We are all familiar with the idea that CAP payments should go to those who are calving the cow, rearing the lamb and sowing the crop.
In reality, it’s not as simple as that. The next CAP has a total budget of €365bn, making it the single largest spending area for the EU. Ireland will receive a €10bn slice of the pie.
There is no doubting the policy’s crucial importance to farmers, reflected in the fierce fight to defend the budget. The question is, in whose pocket will this money end up?
I came across an EU-wide study this week that set out to examine the 50 largest beneficiaries of CAP funds across the EU and in each member state. It sampled all payments made in 2018 and 2019.
Unsurprisingly, the answer wasn’t straightforward. CAP payments come in many different forms, whether they be direct payments to farmers, scheme payments, or money to third parties to administer programmes such as knowledge transfer or the promotion of agri-food products.
The researchers found that while the direct beneficiaries of payments were listed in all cases, the ultimate benefactor was harder to trace. It recommended a common EU-wide database capable of tracing all CAP payments – hard to argue with that if you want to ensure value for money.

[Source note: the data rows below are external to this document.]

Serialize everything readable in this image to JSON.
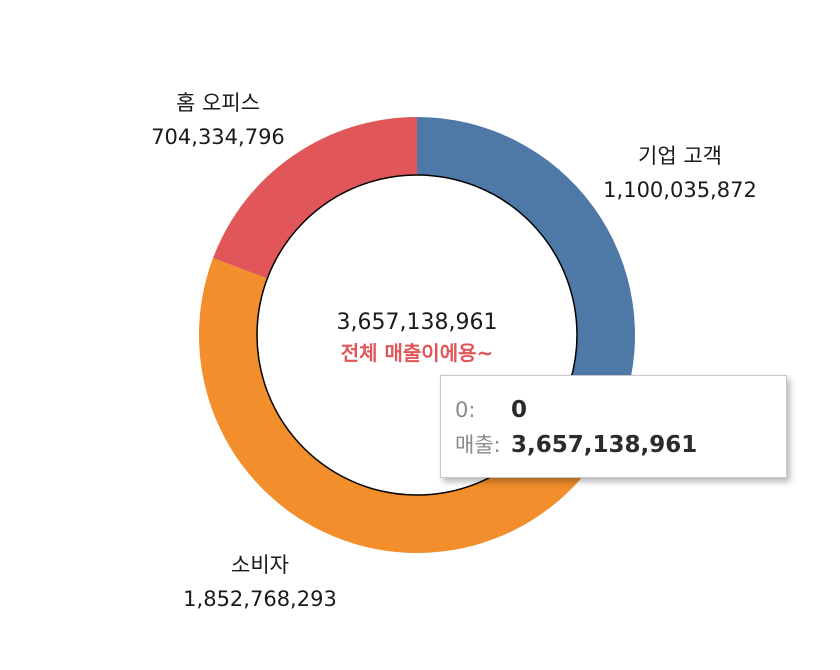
{
  "chart_data": {
    "type": "pie",
    "style": "donut",
    "segments": [
      {
        "label": "기업 고객",
        "value": 1100035872,
        "value_text": "1,100,035,872",
        "color": "#4e79a7"
      },
      {
        "label": "소비자",
        "value": 1852768293,
        "value_text": "1,852,768,293",
        "color": "#f28e2b"
      },
      {
        "label": "홈 오피스",
        "value": 704334796,
        "value_text": "704,334,796",
        "color": "#e15759"
      }
    ],
    "center": {
      "total_text": "3,657,138,961",
      "caption": "전체 매출이에용~",
      "caption_color": "#e15759"
    }
  },
  "tooltip": {
    "rows": [
      {
        "key": "0:",
        "value": "0"
      },
      {
        "key": "매출:",
        "value": "3,657,138,961"
      }
    ]
  }
}
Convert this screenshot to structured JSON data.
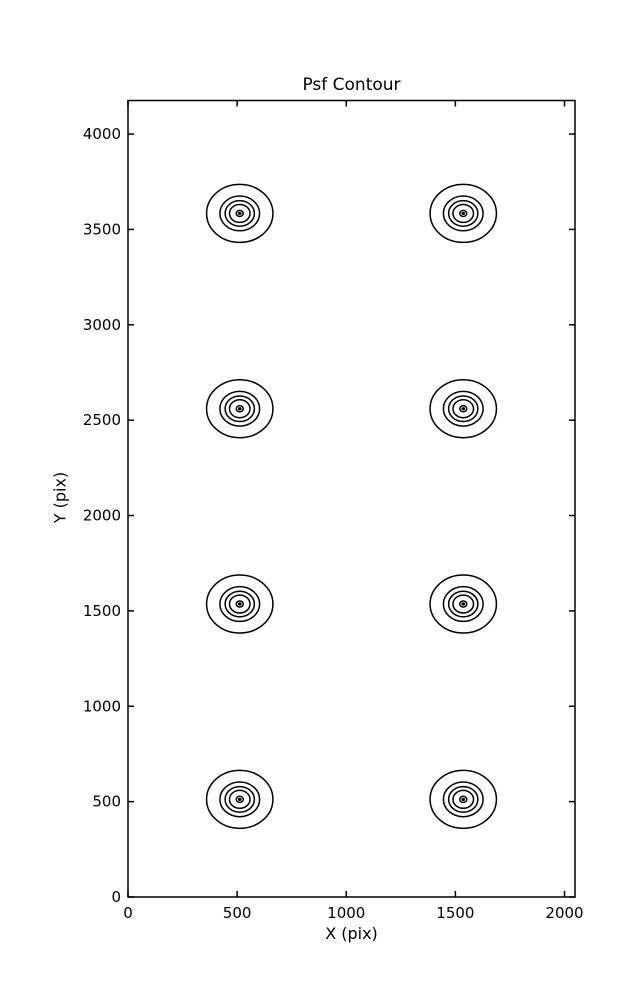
{
  "figure": {
    "background_color": "#ffffff",
    "foreground_color": "#000000"
  },
  "chart_data": {
    "type": "contour",
    "title": "Psf Contour",
    "xlabel": "X (pix)",
    "ylabel": "Y (pix)",
    "xlim": [
      0,
      2048
    ],
    "ylim": [
      0,
      4176
    ],
    "xticks": [
      0,
      500,
      1000,
      1500,
      2000
    ],
    "yticks": [
      0,
      500,
      1000,
      1500,
      2000,
      2500,
      3000,
      3500,
      4000
    ],
    "tick_direction": "in",
    "grid": false,
    "legend": false,
    "line_color": "#000000",
    "background_color": "#ffffff",
    "description": "Eight point-spread-function contour clusters arranged in a 2x4 grid; each cluster is a set of concentric near-circular contour rings around a central peak dot.",
    "psf_centers": [
      {
        "x": 512,
        "y": 512
      },
      {
        "x": 1536,
        "y": 512
      },
      {
        "x": 512,
        "y": 1536
      },
      {
        "x": 1536,
        "y": 1536
      },
      {
        "x": 512,
        "y": 2560
      },
      {
        "x": 1536,
        "y": 2560
      },
      {
        "x": 512,
        "y": 3584
      },
      {
        "x": 1536,
        "y": 3584
      }
    ],
    "contour_radii": [
      152,
      91,
      67,
      47,
      16
    ],
    "center_dot_radius": 6
  }
}
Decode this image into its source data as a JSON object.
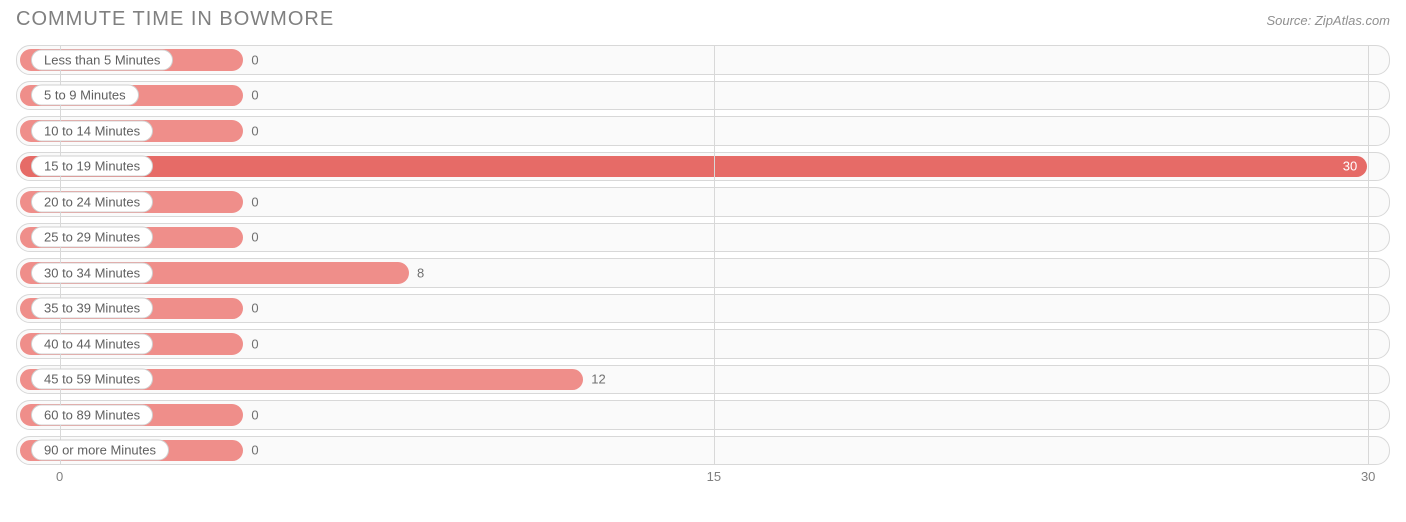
{
  "chart": {
    "type": "bar-horizontal",
    "title": "COMMUTE TIME IN BOWMORE",
    "source": "Source: ZipAtlas.com",
    "background_color": "#ffffff",
    "track_bg": "#fafafa",
    "track_border": "#d8d8d8",
    "bar_color": "#ef8e8a",
    "bar_color_strong": "#e66b67",
    "pill_bg": "#ffffff",
    "pill_border": "#d0d0d0",
    "text_color": "#707070",
    "title_color": "#808080",
    "grid_color": "#d8d8d8",
    "bar_radius": 11,
    "track_radius": 14,
    "title_fontsize": 20,
    "label_fontsize": 13,
    "value_fontsize": 13,
    "xmin": -1,
    "xmax": 30.5,
    "xticks": [
      0,
      15,
      30
    ],
    "zero_bar_pct": 16.5,
    "categories": [
      {
        "label": "Less than 5 Minutes",
        "value": 0
      },
      {
        "label": "5 to 9 Minutes",
        "value": 0
      },
      {
        "label": "10 to 14 Minutes",
        "value": 0
      },
      {
        "label": "15 to 19 Minutes",
        "value": 30
      },
      {
        "label": "20 to 24 Minutes",
        "value": 0
      },
      {
        "label": "25 to 29 Minutes",
        "value": 0
      },
      {
        "label": "30 to 34 Minutes",
        "value": 8
      },
      {
        "label": "35 to 39 Minutes",
        "value": 0
      },
      {
        "label": "40 to 44 Minutes",
        "value": 0
      },
      {
        "label": "45 to 59 Minutes",
        "value": 12
      },
      {
        "label": "60 to 89 Minutes",
        "value": 0
      },
      {
        "label": "90 or more Minutes",
        "value": 0
      }
    ]
  }
}
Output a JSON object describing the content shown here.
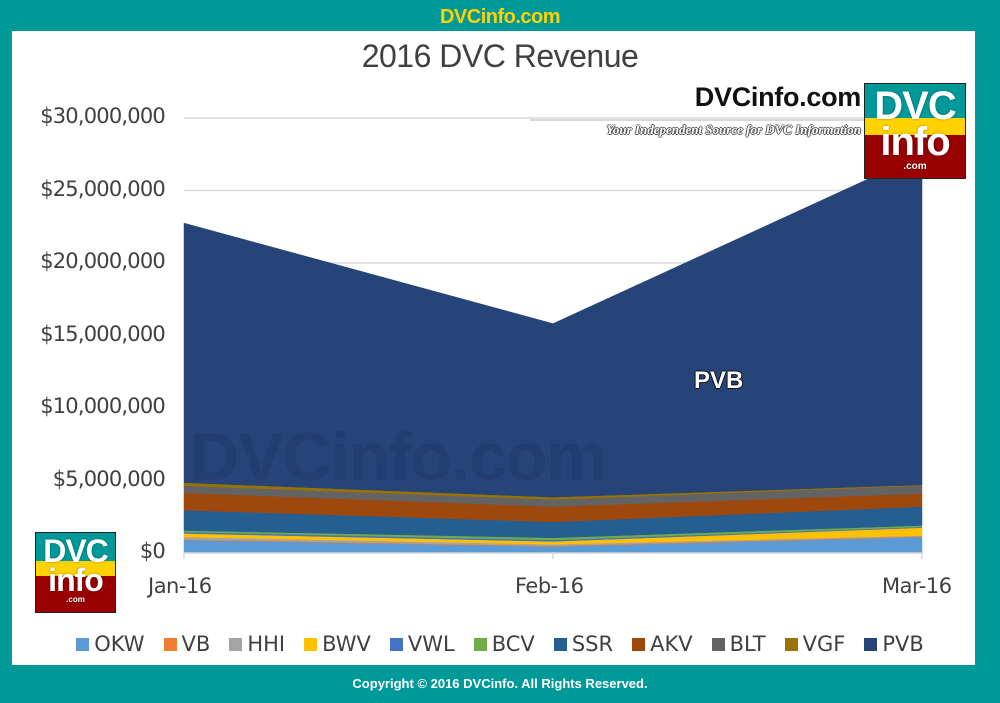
{
  "banner": {
    "site": "DVCinfo.com"
  },
  "brand": {
    "name": "DVCinfo.com",
    "tagline": "Your Independent Source for DVC Information",
    "logo": {
      "line1": "DVC",
      "line2": "info",
      "line3": ".com"
    }
  },
  "watermark": "DVCinfo.com",
  "footer": {
    "copyright": "Copyright © 2016 DVCinfo. All Rights Reserved."
  },
  "colors": {
    "frame": "#009999",
    "banner_text": "#FFD200",
    "logo_teal": "#009999",
    "logo_yellow": "#FFD200",
    "logo_red": "#990000"
  },
  "chart_data": {
    "type": "area",
    "stacked": true,
    "title": "2016 DVC Revenue",
    "xlabel": "",
    "ylabel": "",
    "categories": [
      "Jan-16",
      "Feb-16",
      "Mar-16"
    ],
    "y_ticks": [
      "$0",
      "$5,000,000",
      "$10,000,000",
      "$15,000,000",
      "$20,000,000",
      "$25,000,000",
      "$30,000,000"
    ],
    "ylim": [
      0,
      30000000
    ],
    "grid": true,
    "legend_position": "bottom",
    "annotations": [
      {
        "text": "PVB",
        "series": "PVB"
      }
    ],
    "series": [
      {
        "name": "OKW",
        "color": "#5B9BD5",
        "values": [
          900000,
          450000,
          1100000
        ]
      },
      {
        "name": "VB",
        "color": "#ED7D31",
        "values": [
          50000,
          50000,
          50000
        ]
      },
      {
        "name": "HHI",
        "color": "#A5A5A5",
        "values": [
          150000,
          100000,
          50000
        ]
      },
      {
        "name": "BWV",
        "color": "#FFC000",
        "values": [
          250000,
          200000,
          550000
        ]
      },
      {
        "name": "VWL",
        "color": "#4472C4",
        "values": [
          100000,
          100000,
          50000
        ]
      },
      {
        "name": "BCV",
        "color": "#70AD47",
        "values": [
          100000,
          150000,
          100000
        ]
      },
      {
        "name": "SSR",
        "color": "#255E91",
        "values": [
          1400000,
          1100000,
          1300000
        ]
      },
      {
        "name": "AKV",
        "color": "#9E480E",
        "values": [
          1200000,
          1050000,
          900000
        ]
      },
      {
        "name": "BLT",
        "color": "#636363",
        "values": [
          500000,
          500000,
          550000
        ]
      },
      {
        "name": "VGF",
        "color": "#997300",
        "values": [
          200000,
          150000,
          50000
        ]
      },
      {
        "name": "PVB",
        "color": "#264478",
        "values": [
          17900000,
          11970000,
          22800000
        ]
      }
    ],
    "totals": [
      22750000,
      15820000,
      27500000
    ]
  }
}
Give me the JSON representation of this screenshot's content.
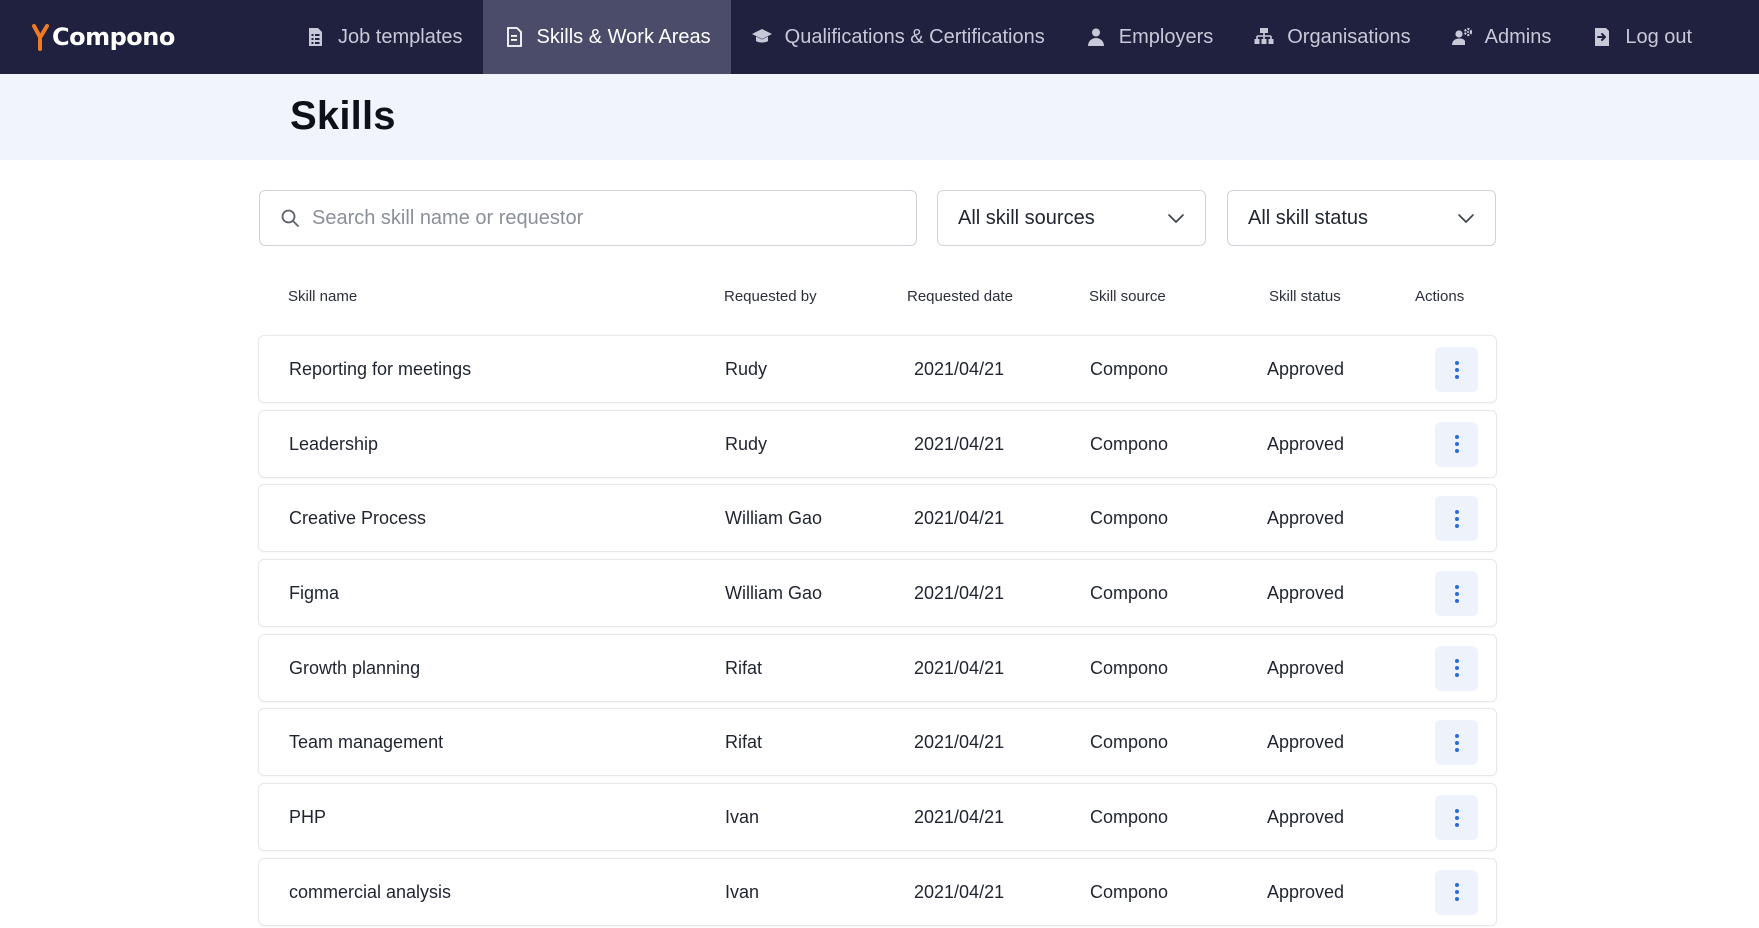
{
  "brand": {
    "name": "Compono",
    "accent": "#f07a1f",
    "nav_bg": "#20213f",
    "nav_active_bg": "#4b4c6a"
  },
  "nav": {
    "items": [
      {
        "label": "Job templates",
        "icon": "document-list-icon",
        "active": false
      },
      {
        "label": "Skills & Work Areas",
        "icon": "document-icon",
        "active": true
      },
      {
        "label": "Qualifications & Certifications",
        "icon": "graduation-cap-icon",
        "active": false
      },
      {
        "label": "Employers",
        "icon": "person-icon",
        "active": false
      },
      {
        "label": "Organisations",
        "icon": "org-chart-icon",
        "active": false
      },
      {
        "label": "Admins",
        "icon": "admin-gear-icon",
        "active": false
      },
      {
        "label": "Log out",
        "icon": "logout-icon",
        "active": false
      }
    ]
  },
  "page": {
    "title": "Skills"
  },
  "filters": {
    "search_placeholder": "Search skill name or requestor",
    "search_value": "",
    "sources_selected": "All skill sources",
    "status_selected": "All skill status"
  },
  "table": {
    "headers": {
      "name": "Skill name",
      "requested_by": "Requested by",
      "requested_date": "Requested date",
      "source": "Skill source",
      "status": "Skill status",
      "actions": "Actions"
    },
    "rows": [
      {
        "name": "Reporting for meetings",
        "requested_by": "Rudy",
        "date": "2021/04/21",
        "source": "Compono",
        "status": "Approved"
      },
      {
        "name": "Leadership",
        "requested_by": "Rudy",
        "date": "2021/04/21",
        "source": "Compono",
        "status": "Approved"
      },
      {
        "name": "Creative Process",
        "requested_by": "William Gao",
        "date": "2021/04/21",
        "source": "Compono",
        "status": "Approved"
      },
      {
        "name": "Figma",
        "requested_by": "William Gao",
        "date": "2021/04/21",
        "source": "Compono",
        "status": "Approved"
      },
      {
        "name": "Growth planning",
        "requested_by": "Rifat",
        "date": "2021/04/21",
        "source": "Compono",
        "status": "Approved"
      },
      {
        "name": "Team management",
        "requested_by": "Rifat",
        "date": "2021/04/21",
        "source": "Compono",
        "status": "Approved"
      },
      {
        "name": "PHP",
        "requested_by": "Ivan",
        "date": "2021/04/21",
        "source": "Compono",
        "status": "Approved"
      },
      {
        "name": "commercial analysis",
        "requested_by": "Ivan",
        "date": "2021/04/21",
        "source": "Compono",
        "status": "Approved"
      }
    ]
  }
}
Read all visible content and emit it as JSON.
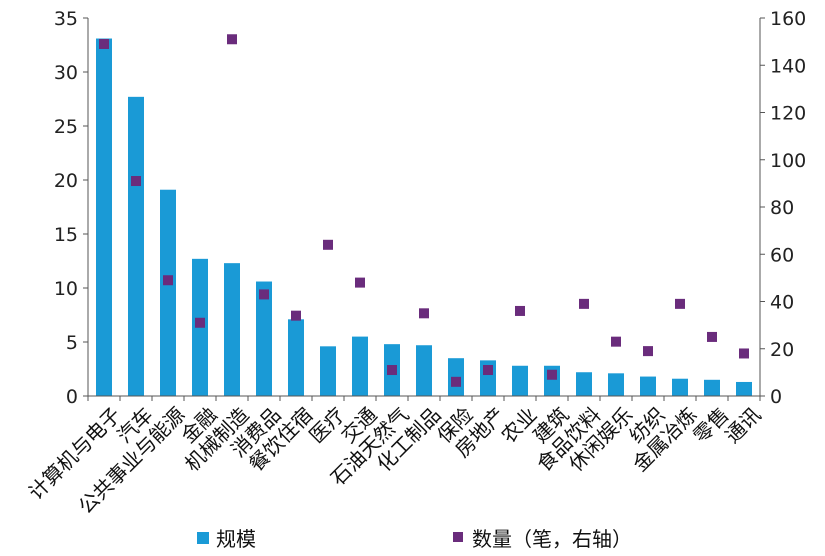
{
  "chart_data": {
    "type": "bar",
    "categories": [
      "计算机与电子",
      "汽车",
      "公共事业与能源",
      "金融",
      "机械制造",
      "消费品",
      "餐饮住宿",
      "医疗",
      "交通",
      "石油天然气",
      "化工制品",
      "保险",
      "房地产",
      "农业",
      "建筑",
      "食品饮料",
      "休闲娱乐",
      "纺织",
      "金属冶炼",
      "零售",
      "通讯"
    ],
    "series": [
      {
        "name": "规模",
        "type": "bar",
        "axis": "left",
        "color": "#1a9ad6",
        "values": [
          33.1,
          27.7,
          19.1,
          12.7,
          12.3,
          10.6,
          7.1,
          4.6,
          5.5,
          4.8,
          4.7,
          3.5,
          3.3,
          2.8,
          2.8,
          2.2,
          2.1,
          1.8,
          1.6,
          1.5,
          1.3
        ]
      },
      {
        "name": "数量（笔，右轴）",
        "type": "scatter",
        "axis": "right",
        "color": "#6a2c7c",
        "values": [
          149,
          91,
          49,
          31,
          151,
          43,
          34,
          64,
          48,
          11,
          35,
          6,
          11,
          36,
          9,
          39,
          23,
          19,
          39,
          25,
          18
        ]
      }
    ],
    "y_left": {
      "min": 0,
      "max": 35,
      "ticks": [
        "0",
        "5",
        "10",
        "15",
        "20",
        "25",
        "30",
        "35"
      ]
    },
    "y_right": {
      "min": 0,
      "max": 160,
      "ticks": [
        "0",
        "20",
        "40",
        "60",
        "80",
        "100",
        "120",
        "140",
        "160"
      ]
    },
    "legend_position": "bottom",
    "grid": false
  }
}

It also wants to make it easier to trace whose pocket the payment ultimately ends up in.
Irish representative
Ireland has one representative on the EU-wide list, Teagasc, which received a cool €15.2m in 2018 and €14.2m in 2019, ranking it 13th and 17th in the top 50 respectively.
Ireland’s top five for 2019 was completed by the Commercial Mushroom Producers Co-op (€3.9m), Bord Bia (€3.9m), Donegal Local Community Development Committee (€2.9m), and the Hen Harrier Project (€2.7m).
Of course, in the above cases, most of the payments do filter down to farmers.
The real question of transparency must come around direct payments. The next CAP is set to have more stringent payment limits, so could we see large payments split to avoid such measures? The ultimate recipient would remain the same, but under a different name.
And of course there is the nettle of the genuine farmer that no one has yet to grasp. Will all the armchair farmers please stand up?